10-Q Filing Requirements

The delay would affect not only the SEC, but also government markets – as delayed quarterly reports have been shown to coincide with a negative market reaction in the form of stock price declines. Disclosures in periodic filings must meet a variety of SEC requirements and are publicly available on the SEC`s website. The Nt 10-Q filing can be associated with sudden significant events such as a merger/acquisition, as well as auditors who delay the process due to accounting updates that have a disproportionate impact on businesses. After all, shareholders own the company, and if quarterly deposits are not required, it can result in additional distance between insiders (i.e., CEO, CFO, board of directors) and shareholders. The 10-Q is one of the many reports that public companies must file with the SEC. The issuer`s first quarterly return must be filed either within 45 days of the effective date of the registration return or no later than the date on which such a report should have been filed if the issuer had to file reports on Form 10-Q beginning with its last fiscal quarter; depending on what is later. For example, Warren Buffett criticized the quarterly filing requirement in his 2018 letter to shareholders, as outlined below. Form 10-Q credentials depend on the category of issuer. The categories are listed below: The late submission rules are different for OTC issuers. OTC companies can also take advantage of the five-day extension granted by filing an NT-10Q, but if they miss the due date a second time, an “E” will be added to their ticker symbol for 30 days; If the bid is made during this period, the “E” will be withdrawn and the stock will continue to trade as before. However, if the grace period expires without a deposit, the stock will be demoted to OTC Pinks, which can affect the company`s prestige and ability to raise funds.

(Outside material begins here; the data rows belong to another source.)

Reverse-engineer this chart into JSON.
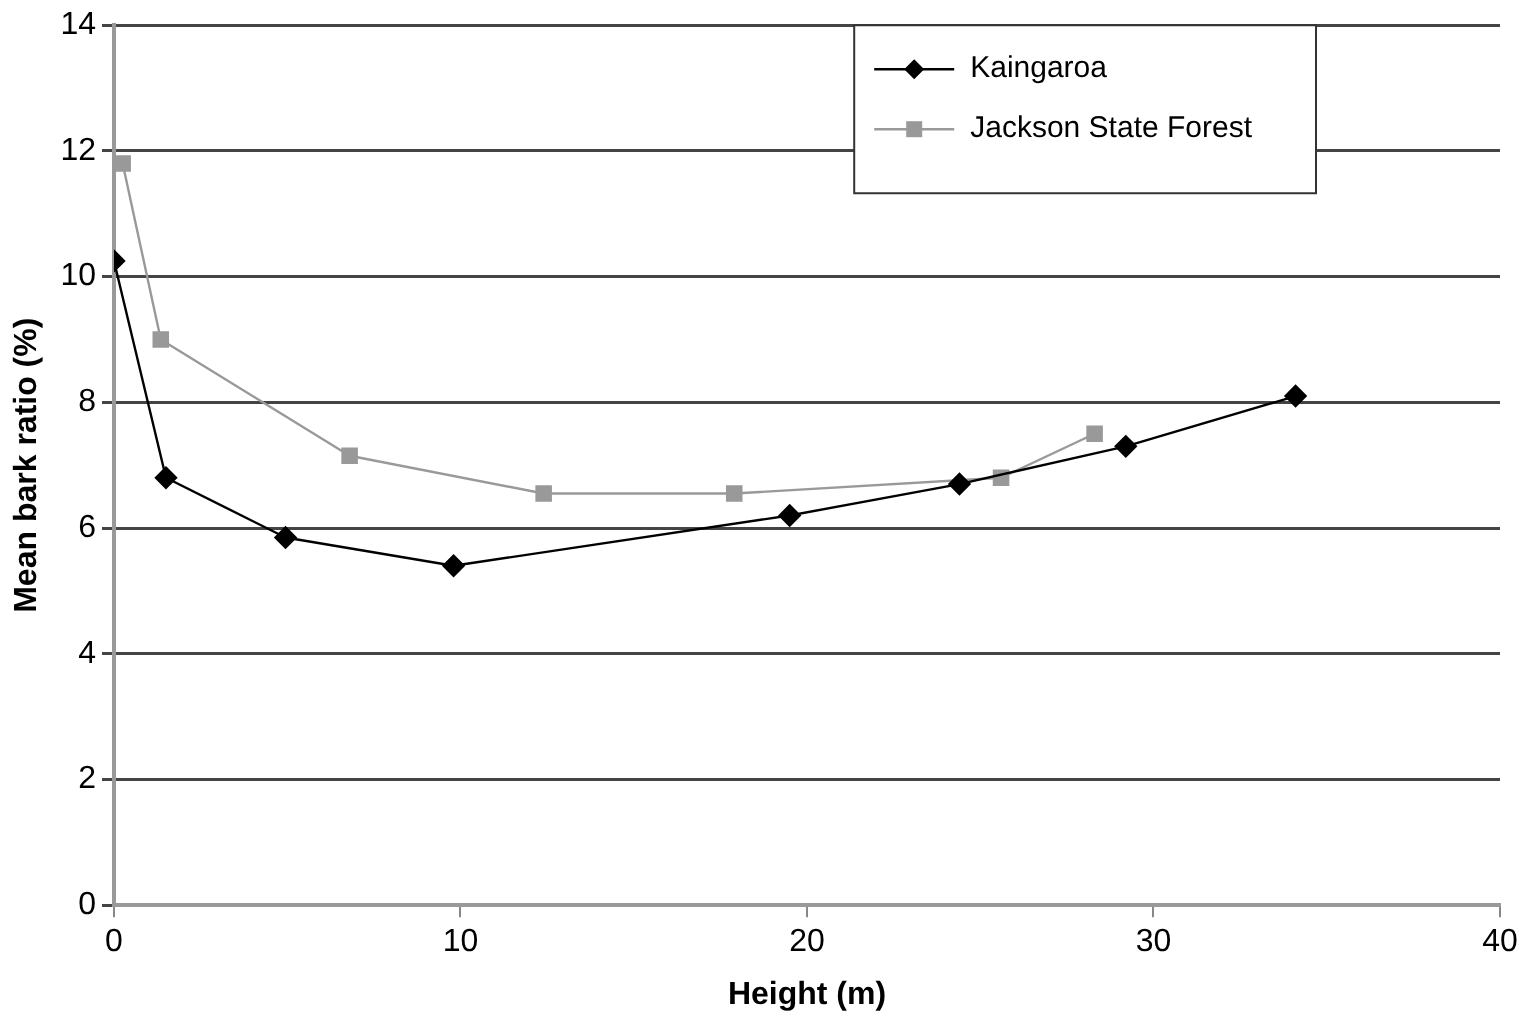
{
  "chart_data": {
    "type": "line",
    "xlabel": "Height (m)",
    "ylabel": "Mean bark ratio (%)",
    "xlim": [
      0,
      40
    ],
    "xticks": [
      0,
      10,
      20,
      30,
      40
    ],
    "ylim": [
      0,
      14
    ],
    "yticks": [
      0,
      2,
      4,
      6,
      8,
      10,
      12,
      14
    ],
    "grid": "y",
    "legend": "top right",
    "line_style": "solid",
    "series": [
      {
        "name": "Kaingaroa",
        "color": "#000000",
        "marker": "diamond",
        "x": [
          0,
          1.5,
          4.95,
          9.8,
          19.5,
          24.4,
          29.2,
          34.1
        ],
        "values": [
          10.25,
          6.8,
          5.85,
          5.4,
          6.2,
          6.7,
          7.3,
          8.1
        ]
      },
      {
        "name": "Jackson State Forest",
        "color": "#999999",
        "marker": "square",
        "x": [
          0.25,
          1.35,
          6.8,
          12.4,
          17.9,
          25.6,
          28.3
        ],
        "values": [
          11.8,
          9.0,
          7.15,
          6.55,
          6.55,
          6.8,
          7.5
        ]
      }
    ]
  }
}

In both scenarios, the “E” disappears from the issuer`s ticker symbol after 30 days. The Form 10-Q and filing requirement were determined by the Securities and Exchange Act of 1934. The aim was to promote transparency in the business activities of listed companies by continuously communicating the financial situation of companies to investors. Issuers may extend the applicable maturity date for their Form 10-Q by filing a Form 12b25 (also known as NT-10Q) with the SEC. A Form 12b-25 must be filed no later than the business day following the expiry of the initial filing deadline of 10-Q and must indicate in reasonable detail the issuer`s inability to file the report in a timely manner and the reasons for doing so. The 12b-25 extends the transmitter`s 10-Q period up to 5 days. As long as a company has a reasonable explanation, the SEC allows late filings within a certain period of time. Common reasons why companies are unable to file a filing request in a timely manner include mergers and acquisitions (M&A), corporate litigation, ongoing review by corporate auditors, or the ongoing impact of insolvency. At DFIN, we have systems in place that streamline the SEC reporting process to better help organizations manage the complexity of filing. Our flagship product, ActiveDisclosure℠, is a simpler collaborative submission tool for 10-Q and other SEC financial reports. A 10-Q filing is a report that all publicly traded companies must file with the Securities and Exchange Commission (SEC) after the end of each of their first three tax quarters (hence the “Q”).